Les « niveaux » du tableau n'indiquent qu'un rapport relatif, sans chiffre figé — car le gas bouge en temps réel, et tout chiffre gravé dans le marbre devient vite obsolète. Avant un transfert, fiez-vous aux frais affichés sur le moment par votre wallet ou la page de retrait Binance. Le site propose aussi un petit outil de démo des frais de gas, pour sentir concrètement comment le gas évolue selon les situations.

Où se cache-t-il lors d'un retrait Binance

À l'intérieur d'un compte Binance, les achats, ventes et transferts ne génèrent pas de gas, car l'argent ne passe pas on-chain ; ce n'est que lorsque vous « retirez » des cryptos vers un wallet on-chain que Binance prélève des « frais de retrait », qui incluent en fait le coût du gas.

C'est pourquoi bien des gens utilisent Binance longtemps sans jamais croiser le mot « gas ». Acheter, vendre, déplacer des actifs entre votre compte spot et votre compte de financement : tout cela se passe dans les livres internes de Binance, sans passer on-chain, donc sans gas — pour bien saisir la différence entre compte d'exchange et wallet on-chain, voir la différence entre wallet et compte d'exchange.

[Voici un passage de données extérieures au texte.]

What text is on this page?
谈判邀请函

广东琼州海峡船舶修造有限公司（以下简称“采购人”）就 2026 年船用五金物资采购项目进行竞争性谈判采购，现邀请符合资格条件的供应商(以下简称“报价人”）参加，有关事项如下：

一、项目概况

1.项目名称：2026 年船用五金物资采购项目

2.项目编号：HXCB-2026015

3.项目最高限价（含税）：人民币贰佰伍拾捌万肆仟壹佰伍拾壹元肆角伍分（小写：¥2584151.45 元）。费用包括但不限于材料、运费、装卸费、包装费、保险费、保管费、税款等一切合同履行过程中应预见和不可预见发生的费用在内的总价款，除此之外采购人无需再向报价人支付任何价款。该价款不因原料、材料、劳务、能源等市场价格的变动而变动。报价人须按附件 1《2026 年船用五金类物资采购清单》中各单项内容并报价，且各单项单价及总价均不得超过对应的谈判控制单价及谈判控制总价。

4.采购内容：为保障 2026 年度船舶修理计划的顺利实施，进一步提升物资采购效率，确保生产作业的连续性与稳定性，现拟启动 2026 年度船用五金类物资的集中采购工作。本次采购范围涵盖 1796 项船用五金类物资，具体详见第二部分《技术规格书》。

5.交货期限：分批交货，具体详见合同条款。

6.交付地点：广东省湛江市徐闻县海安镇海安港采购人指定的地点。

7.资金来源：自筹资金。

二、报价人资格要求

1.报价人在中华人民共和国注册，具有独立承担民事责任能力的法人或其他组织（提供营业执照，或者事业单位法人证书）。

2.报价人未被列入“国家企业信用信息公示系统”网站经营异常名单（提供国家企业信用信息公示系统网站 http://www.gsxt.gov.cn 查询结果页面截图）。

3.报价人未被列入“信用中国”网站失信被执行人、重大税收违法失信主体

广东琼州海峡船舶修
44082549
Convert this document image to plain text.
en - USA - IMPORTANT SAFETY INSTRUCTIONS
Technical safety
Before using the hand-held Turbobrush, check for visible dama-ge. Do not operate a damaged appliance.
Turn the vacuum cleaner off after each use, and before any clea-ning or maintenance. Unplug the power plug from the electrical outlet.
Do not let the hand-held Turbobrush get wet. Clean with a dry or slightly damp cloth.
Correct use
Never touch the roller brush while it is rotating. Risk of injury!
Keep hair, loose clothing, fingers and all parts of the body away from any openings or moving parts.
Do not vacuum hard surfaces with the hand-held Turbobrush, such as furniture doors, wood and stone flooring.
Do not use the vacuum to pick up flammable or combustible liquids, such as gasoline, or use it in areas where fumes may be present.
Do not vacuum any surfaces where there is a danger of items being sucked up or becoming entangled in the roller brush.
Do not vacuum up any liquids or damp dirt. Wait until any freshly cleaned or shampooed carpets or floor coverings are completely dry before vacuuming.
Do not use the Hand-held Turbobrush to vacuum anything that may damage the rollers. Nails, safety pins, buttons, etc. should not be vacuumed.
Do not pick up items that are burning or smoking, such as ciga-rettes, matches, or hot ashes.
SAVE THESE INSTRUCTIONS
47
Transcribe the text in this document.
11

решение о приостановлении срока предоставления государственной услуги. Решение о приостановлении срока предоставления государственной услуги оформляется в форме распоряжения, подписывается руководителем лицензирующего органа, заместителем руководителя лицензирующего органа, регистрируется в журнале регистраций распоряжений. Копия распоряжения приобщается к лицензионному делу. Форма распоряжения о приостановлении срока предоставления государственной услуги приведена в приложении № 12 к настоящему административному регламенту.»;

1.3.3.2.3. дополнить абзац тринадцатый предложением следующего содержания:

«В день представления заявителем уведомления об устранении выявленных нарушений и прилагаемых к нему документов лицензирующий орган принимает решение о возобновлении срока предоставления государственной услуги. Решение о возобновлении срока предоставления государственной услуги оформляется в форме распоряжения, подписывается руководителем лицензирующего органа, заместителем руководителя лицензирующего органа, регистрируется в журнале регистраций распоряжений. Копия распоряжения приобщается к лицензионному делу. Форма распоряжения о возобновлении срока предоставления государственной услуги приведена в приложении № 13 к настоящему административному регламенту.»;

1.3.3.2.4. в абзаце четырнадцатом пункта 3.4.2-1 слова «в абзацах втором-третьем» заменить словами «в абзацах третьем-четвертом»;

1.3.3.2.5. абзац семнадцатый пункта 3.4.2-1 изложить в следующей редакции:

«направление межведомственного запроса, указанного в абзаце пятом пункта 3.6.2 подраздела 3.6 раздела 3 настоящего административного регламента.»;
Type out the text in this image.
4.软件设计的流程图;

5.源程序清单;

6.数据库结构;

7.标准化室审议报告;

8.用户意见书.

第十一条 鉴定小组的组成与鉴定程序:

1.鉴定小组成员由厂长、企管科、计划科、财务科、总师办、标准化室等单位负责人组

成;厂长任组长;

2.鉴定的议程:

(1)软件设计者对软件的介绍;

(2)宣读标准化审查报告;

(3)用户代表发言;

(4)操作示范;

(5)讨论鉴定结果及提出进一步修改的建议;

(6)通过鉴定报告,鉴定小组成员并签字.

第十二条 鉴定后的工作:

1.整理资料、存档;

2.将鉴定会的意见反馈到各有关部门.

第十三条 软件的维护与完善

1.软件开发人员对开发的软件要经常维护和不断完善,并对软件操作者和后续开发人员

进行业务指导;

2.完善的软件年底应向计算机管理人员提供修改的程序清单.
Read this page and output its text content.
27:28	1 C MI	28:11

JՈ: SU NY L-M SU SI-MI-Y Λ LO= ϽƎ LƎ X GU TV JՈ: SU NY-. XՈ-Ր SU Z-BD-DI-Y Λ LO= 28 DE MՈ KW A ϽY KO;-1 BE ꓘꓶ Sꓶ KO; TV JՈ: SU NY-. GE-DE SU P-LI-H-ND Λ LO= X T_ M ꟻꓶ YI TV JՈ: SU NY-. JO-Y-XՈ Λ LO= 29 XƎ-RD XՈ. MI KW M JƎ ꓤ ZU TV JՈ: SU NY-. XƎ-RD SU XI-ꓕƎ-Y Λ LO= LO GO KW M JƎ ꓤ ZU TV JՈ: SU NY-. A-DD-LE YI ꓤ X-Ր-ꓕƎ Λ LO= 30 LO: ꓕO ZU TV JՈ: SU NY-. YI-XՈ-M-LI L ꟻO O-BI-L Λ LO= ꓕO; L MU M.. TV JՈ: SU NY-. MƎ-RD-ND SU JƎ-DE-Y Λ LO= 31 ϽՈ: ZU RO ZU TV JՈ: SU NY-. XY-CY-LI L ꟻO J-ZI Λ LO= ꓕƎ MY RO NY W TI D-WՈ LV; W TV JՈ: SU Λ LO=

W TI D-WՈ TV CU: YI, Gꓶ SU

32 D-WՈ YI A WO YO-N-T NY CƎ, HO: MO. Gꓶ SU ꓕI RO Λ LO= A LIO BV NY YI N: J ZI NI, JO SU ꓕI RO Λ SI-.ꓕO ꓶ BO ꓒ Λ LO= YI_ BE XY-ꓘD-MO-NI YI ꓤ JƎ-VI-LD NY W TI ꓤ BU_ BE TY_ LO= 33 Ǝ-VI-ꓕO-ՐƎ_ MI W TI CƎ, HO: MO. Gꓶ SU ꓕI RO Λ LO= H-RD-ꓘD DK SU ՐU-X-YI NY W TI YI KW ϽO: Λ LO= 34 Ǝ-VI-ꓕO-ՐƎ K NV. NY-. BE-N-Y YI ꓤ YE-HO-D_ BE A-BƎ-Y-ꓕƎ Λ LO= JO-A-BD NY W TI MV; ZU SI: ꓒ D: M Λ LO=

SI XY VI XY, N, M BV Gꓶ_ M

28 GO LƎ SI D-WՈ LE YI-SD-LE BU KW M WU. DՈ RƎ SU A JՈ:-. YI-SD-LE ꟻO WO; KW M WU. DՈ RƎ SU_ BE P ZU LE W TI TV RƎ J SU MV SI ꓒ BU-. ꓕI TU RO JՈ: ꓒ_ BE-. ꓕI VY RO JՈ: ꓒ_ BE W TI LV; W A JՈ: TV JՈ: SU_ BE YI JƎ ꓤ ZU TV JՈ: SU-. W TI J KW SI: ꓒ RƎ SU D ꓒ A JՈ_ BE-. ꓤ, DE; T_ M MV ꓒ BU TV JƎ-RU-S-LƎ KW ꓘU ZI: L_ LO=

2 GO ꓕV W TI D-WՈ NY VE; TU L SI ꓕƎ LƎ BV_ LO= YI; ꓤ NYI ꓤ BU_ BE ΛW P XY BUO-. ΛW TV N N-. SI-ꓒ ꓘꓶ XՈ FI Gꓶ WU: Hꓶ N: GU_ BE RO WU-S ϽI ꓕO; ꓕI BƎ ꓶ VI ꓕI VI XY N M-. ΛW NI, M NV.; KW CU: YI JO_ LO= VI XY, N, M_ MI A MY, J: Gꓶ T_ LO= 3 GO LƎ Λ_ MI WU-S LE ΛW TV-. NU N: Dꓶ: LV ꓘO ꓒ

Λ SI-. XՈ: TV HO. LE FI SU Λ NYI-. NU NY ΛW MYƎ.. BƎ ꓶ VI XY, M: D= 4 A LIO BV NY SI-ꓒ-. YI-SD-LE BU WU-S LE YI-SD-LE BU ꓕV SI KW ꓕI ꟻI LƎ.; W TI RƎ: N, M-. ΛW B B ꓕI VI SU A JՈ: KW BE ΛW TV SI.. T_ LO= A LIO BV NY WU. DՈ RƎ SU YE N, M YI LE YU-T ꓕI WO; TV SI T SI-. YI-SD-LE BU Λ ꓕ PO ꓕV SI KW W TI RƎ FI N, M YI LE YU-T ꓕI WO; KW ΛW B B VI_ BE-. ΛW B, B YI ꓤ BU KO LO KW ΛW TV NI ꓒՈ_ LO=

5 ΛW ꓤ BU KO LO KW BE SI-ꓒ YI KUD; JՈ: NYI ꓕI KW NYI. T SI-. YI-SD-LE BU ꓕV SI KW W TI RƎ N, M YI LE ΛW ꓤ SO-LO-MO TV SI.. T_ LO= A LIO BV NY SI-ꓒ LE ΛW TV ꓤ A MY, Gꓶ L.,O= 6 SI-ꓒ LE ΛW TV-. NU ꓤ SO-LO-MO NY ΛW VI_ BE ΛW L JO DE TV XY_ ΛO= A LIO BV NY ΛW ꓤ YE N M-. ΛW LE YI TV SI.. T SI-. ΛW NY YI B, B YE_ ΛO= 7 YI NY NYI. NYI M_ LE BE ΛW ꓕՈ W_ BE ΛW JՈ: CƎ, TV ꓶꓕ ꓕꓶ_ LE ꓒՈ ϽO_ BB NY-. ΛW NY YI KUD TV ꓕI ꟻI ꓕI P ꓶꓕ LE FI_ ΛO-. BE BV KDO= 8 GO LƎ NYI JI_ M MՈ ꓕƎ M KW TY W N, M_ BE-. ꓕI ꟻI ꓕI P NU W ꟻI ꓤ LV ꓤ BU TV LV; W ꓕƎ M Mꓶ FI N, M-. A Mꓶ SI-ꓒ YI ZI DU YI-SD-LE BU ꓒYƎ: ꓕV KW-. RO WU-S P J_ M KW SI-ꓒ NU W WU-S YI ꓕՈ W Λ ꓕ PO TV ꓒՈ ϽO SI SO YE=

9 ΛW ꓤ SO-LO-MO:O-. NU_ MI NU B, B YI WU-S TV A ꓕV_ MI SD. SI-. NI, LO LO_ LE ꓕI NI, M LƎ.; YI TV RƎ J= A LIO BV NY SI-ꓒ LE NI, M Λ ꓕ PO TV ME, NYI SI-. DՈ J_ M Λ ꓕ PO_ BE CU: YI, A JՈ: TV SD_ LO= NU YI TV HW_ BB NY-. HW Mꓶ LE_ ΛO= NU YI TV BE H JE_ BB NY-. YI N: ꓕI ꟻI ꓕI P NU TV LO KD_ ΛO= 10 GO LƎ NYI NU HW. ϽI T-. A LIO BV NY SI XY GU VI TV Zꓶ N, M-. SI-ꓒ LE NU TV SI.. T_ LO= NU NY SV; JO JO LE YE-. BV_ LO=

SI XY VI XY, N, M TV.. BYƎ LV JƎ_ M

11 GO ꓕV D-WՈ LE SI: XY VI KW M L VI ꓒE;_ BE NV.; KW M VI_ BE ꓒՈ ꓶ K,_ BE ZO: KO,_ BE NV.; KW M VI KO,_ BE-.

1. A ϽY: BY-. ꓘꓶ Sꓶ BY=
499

En revanche, quand vous retirez des cryptos vers un wallet externe et passez vraiment une fois par la blockchain, Binance vous prélève des frais de retrait. Ces frais contiennent le coût du gas on-chain, et varient selon la crypto et la chaîne. Les « frais de retrait » que vous voyez sont donc, au fond, la même chose que le gas — juste sous un autre nom, collectés et reversés par l'exchange pour votre compte.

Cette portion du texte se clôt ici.